『商売』
「オロロ、ケルル、そろそろ開店の時間だ、早く準備して。」
「ん、いい子だ。後ちゃんと尻尾をすいてあげる。」
「あ、いらっしゃいませ。ほらケルル、お客様に『ケルル』はダメって言ったでしょう?早く謝りなさい。」
「すみません、うちの子が失礼しました。お客様は何をお探しています…
あ、そういうことですか。」
「お客様の顔は、恋の苦しみに困っている乙女の顔ですよ。なあに、別に恥ずかしいことではございません。むしろ、お客様のような乙女は、うちが大歓迎です。」
「はい、本当です。ではお客様、恐縮ですが、お困りのことをお教えてくれませんか?」
「ん、ん。そうですか、そうですか。」
「つまり、お客様は、自分の手が醜いと思われますか。相手の方に見させないから、何かあるか、っと…」
「あ、これは失礼しました。あまりきれいすぎる手から、ついに。本当に申し訳ございません。」
「え?いいえいいえ、別に建前ではございません。本当です、お客様の手のような、見事な労働者の手が本当にきれいでお久しぶりです。」
「ほ、本当に申し訳ございません!私はそんな意味では!」
「そ、そうだ!うちにはちょうとお客様の要求にふさわしい商品があります!」
「はい、これです!」
「騙すつもりがありません!これには本当にお客様の手をお客様が欲しい綺麗な手に変える力があります!」
「これは、豊穣のドングリという、魔法の樹の種です。いまはただ一枚ですが、美田に蒔けば三日間大きくなって、たくさんの実が鈴なり、その実を粉にして、ミルクの中に混ぜて飲んだら、肌が艶々になれますよ。」
「ああわかりました。ここで一度実験してみませんか?実際の効果を体験たら、私がお客様を騙しませんこともわかれるでしょう。」
「ど、どうでしょうかお客様?」
「おめでとうございますお客様!これで私のこと信じてくれましたよね!」
「あ、大丈夫です。さっきも言いましたけど、このドングリは、美田がある限り無限量産ができる商品です。うちには畑がありませんけど、このドングリを育っている知り合いがいますから、一枚だけなら全然大丈夫です。」
「はい、10枚ですね。まいどあり!オロロ、お会計お願い!」
「それにしても、お客様、あの方は本当にそんなに素敵ですか?」
「ええ、教団の兵士ですか。それは本当に偉い方ですね。」
「いいえいいえいいえ、冗談ではありません。
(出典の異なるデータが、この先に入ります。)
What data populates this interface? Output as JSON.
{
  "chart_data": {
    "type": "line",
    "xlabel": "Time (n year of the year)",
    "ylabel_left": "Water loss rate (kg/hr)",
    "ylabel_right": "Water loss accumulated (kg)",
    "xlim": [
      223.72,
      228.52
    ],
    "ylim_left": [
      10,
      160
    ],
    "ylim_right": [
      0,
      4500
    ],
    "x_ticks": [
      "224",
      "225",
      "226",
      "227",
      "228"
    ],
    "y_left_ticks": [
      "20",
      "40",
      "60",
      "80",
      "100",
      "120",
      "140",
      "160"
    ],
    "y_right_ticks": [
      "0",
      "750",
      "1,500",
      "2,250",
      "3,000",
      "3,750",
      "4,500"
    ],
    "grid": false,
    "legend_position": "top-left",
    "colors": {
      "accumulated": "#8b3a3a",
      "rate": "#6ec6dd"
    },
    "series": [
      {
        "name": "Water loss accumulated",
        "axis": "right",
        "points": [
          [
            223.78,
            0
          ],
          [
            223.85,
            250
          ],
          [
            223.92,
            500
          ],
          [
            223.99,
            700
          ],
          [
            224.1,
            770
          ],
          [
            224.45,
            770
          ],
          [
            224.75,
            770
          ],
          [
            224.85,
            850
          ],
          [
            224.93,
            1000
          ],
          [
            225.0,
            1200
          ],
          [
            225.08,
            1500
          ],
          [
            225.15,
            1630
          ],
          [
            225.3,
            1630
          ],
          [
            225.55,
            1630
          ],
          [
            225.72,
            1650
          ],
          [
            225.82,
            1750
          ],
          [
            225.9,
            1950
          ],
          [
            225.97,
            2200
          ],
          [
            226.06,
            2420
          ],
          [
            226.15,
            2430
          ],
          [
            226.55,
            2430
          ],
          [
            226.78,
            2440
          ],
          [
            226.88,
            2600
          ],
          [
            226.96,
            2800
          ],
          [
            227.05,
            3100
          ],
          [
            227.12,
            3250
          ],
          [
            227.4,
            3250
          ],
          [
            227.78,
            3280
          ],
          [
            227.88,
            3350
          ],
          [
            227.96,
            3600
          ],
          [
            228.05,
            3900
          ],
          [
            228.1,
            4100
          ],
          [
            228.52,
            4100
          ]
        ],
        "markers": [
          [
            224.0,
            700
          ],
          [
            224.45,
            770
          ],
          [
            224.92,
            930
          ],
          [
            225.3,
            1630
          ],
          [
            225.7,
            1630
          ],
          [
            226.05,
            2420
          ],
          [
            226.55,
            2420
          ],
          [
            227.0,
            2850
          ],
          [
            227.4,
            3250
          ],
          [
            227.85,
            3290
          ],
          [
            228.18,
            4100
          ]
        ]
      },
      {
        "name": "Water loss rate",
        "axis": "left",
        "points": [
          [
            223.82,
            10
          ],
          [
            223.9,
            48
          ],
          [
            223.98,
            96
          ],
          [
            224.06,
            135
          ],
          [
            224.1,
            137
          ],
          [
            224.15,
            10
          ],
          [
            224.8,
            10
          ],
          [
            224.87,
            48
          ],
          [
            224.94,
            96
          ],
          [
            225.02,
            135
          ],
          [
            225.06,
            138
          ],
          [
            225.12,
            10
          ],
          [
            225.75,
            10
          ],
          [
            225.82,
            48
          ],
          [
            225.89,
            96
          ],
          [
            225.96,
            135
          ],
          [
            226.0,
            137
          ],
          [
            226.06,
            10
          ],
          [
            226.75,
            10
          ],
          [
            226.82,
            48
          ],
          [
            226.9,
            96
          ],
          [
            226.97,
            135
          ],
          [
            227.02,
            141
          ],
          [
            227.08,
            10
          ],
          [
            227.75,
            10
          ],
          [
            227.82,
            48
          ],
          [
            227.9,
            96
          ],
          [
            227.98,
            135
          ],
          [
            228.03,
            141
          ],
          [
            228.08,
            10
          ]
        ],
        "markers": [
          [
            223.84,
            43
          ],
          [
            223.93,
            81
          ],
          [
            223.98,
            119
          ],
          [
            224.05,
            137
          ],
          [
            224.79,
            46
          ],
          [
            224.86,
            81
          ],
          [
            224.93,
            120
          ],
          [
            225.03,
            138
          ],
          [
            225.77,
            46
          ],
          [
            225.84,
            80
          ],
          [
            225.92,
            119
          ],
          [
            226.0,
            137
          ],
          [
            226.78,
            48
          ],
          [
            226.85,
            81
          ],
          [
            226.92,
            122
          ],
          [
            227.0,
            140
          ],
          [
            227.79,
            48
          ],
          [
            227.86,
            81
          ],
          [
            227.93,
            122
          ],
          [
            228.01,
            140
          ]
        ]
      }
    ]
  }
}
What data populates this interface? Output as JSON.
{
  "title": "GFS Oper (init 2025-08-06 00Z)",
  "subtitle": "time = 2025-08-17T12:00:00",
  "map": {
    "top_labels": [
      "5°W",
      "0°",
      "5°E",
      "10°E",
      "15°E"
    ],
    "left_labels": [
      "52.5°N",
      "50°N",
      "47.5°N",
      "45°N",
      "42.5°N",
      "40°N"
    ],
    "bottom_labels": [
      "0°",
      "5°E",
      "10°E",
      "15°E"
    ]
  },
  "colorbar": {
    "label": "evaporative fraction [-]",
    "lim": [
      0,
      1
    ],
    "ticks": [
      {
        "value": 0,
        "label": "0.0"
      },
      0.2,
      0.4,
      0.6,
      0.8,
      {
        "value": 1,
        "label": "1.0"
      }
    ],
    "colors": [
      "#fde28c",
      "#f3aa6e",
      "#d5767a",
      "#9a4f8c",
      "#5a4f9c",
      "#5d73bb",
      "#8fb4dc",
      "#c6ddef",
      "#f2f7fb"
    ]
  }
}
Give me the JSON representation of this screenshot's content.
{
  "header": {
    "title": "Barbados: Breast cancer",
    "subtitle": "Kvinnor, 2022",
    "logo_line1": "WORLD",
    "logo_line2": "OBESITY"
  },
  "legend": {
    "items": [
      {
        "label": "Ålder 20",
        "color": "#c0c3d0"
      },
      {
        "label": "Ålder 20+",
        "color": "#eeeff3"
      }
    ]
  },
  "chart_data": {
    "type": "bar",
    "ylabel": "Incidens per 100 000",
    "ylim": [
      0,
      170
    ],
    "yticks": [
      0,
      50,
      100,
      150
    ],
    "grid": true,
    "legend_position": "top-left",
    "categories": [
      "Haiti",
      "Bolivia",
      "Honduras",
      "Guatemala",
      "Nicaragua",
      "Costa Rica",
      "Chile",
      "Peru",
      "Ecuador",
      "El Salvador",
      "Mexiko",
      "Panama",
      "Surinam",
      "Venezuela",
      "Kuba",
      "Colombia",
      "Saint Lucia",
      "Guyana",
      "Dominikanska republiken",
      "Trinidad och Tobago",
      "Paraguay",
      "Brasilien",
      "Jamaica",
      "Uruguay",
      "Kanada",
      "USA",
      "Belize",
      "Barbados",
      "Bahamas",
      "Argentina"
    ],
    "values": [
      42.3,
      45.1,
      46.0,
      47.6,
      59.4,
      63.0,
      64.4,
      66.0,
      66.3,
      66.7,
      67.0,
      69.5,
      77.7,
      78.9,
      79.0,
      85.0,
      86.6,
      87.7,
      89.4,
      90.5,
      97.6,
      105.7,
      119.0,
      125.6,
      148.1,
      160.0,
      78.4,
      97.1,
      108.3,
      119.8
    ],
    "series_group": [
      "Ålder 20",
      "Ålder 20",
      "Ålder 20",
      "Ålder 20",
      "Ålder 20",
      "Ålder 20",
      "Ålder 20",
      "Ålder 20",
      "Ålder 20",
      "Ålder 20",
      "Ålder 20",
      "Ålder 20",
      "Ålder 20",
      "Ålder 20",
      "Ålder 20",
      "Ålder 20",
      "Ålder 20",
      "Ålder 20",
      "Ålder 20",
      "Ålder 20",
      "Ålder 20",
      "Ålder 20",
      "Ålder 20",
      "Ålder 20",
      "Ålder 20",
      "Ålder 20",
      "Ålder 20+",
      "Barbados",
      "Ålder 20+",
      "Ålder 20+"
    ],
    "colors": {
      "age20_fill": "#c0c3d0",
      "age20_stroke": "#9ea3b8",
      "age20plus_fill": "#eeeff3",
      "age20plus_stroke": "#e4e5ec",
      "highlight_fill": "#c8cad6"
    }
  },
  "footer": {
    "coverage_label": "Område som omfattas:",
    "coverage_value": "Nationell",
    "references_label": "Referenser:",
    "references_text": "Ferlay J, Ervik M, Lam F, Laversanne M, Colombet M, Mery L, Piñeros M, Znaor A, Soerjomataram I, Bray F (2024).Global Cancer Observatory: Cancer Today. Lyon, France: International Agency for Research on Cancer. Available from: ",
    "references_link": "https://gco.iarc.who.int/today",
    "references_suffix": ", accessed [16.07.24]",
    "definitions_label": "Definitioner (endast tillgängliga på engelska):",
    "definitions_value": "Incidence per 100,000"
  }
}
教団の兵士は、みんな人類を守るために闘っていますでしょう?それだけでも相当偉い人であります。」
「花が好きですか?それは別に怪しくないと存じますよ。花の美しさを知っているこそ、美しい花を育つ人も好きになるではありませんか?」
「あ、ありがとうケルル。ん?なにかおかしいですかお客様?」
「そうですか。では、こっちは豊穣のドングリ十枚です。ありがとうございました!」
「はい、まだのご来店、期待しております。お客様も頑張ってください。チューリップのように、美しい恋をお祈りいたします。」
『後日談』
トゥリペリンは、教団の支配範囲の辺境にある小さい土地であった。
何の戦略価値もなし、勇者になれる資質を持つ人も従来なし、とにかく、あるのかないのか教団にとって全然構わない土地だ。
その土地、唯一の利点は、名産のチューリップだ。
ほぼすべての畑にチューリップが成長していた。毎年チューリップが咲く時期、大勢の観光客が、この土地を訪ねた。
トゥリペリンには、「チューリ祭り」という祭りがある。あの年もっとも綺麗なチューリップを育てた人は、「チューリップのプリンス」、あるいは「チューリップのプリンセス」と呼ばれていた。
しかし、それはもはや過去のことだ。
いまのトゥリペリンは、もう明緑魔界に堕ちた。
昔「花の海」と呼ばれていた広いチューリップの畑は、今も同じチューリップが咲いているけど、それはもう魔界の魔力に侵蝕され、淫猥なピンク色になった。その花から、忌々しい花粉(緩効媚薬)がときどき飛散している。
畑の中心に、でかいドングリの木が立てる。そのドングリの木の根系は、大地の栄養を吸収し、周りのチューリップに渡している。ゆえに畑仕事はもうしなくでもいいことになった。
街にはまだ人の姿が残っているようが、それは、みんなインキュバスに堕ちった男性住民たちだ。
女性の住民は、大部の時間が室内に過ごしている。
なぜなら、女性は全部、トロールと変えた。
最初変えたのは、三年連続「チューリップのプリンセス」の称号を手に入れ、とある天才の少女だ。
自分の畑に奇妙なドングリを育てて始めたら、彼女はどんどん変になった。
まずは、身柄の成長。
そして、髪の中にチューリップが育ってた。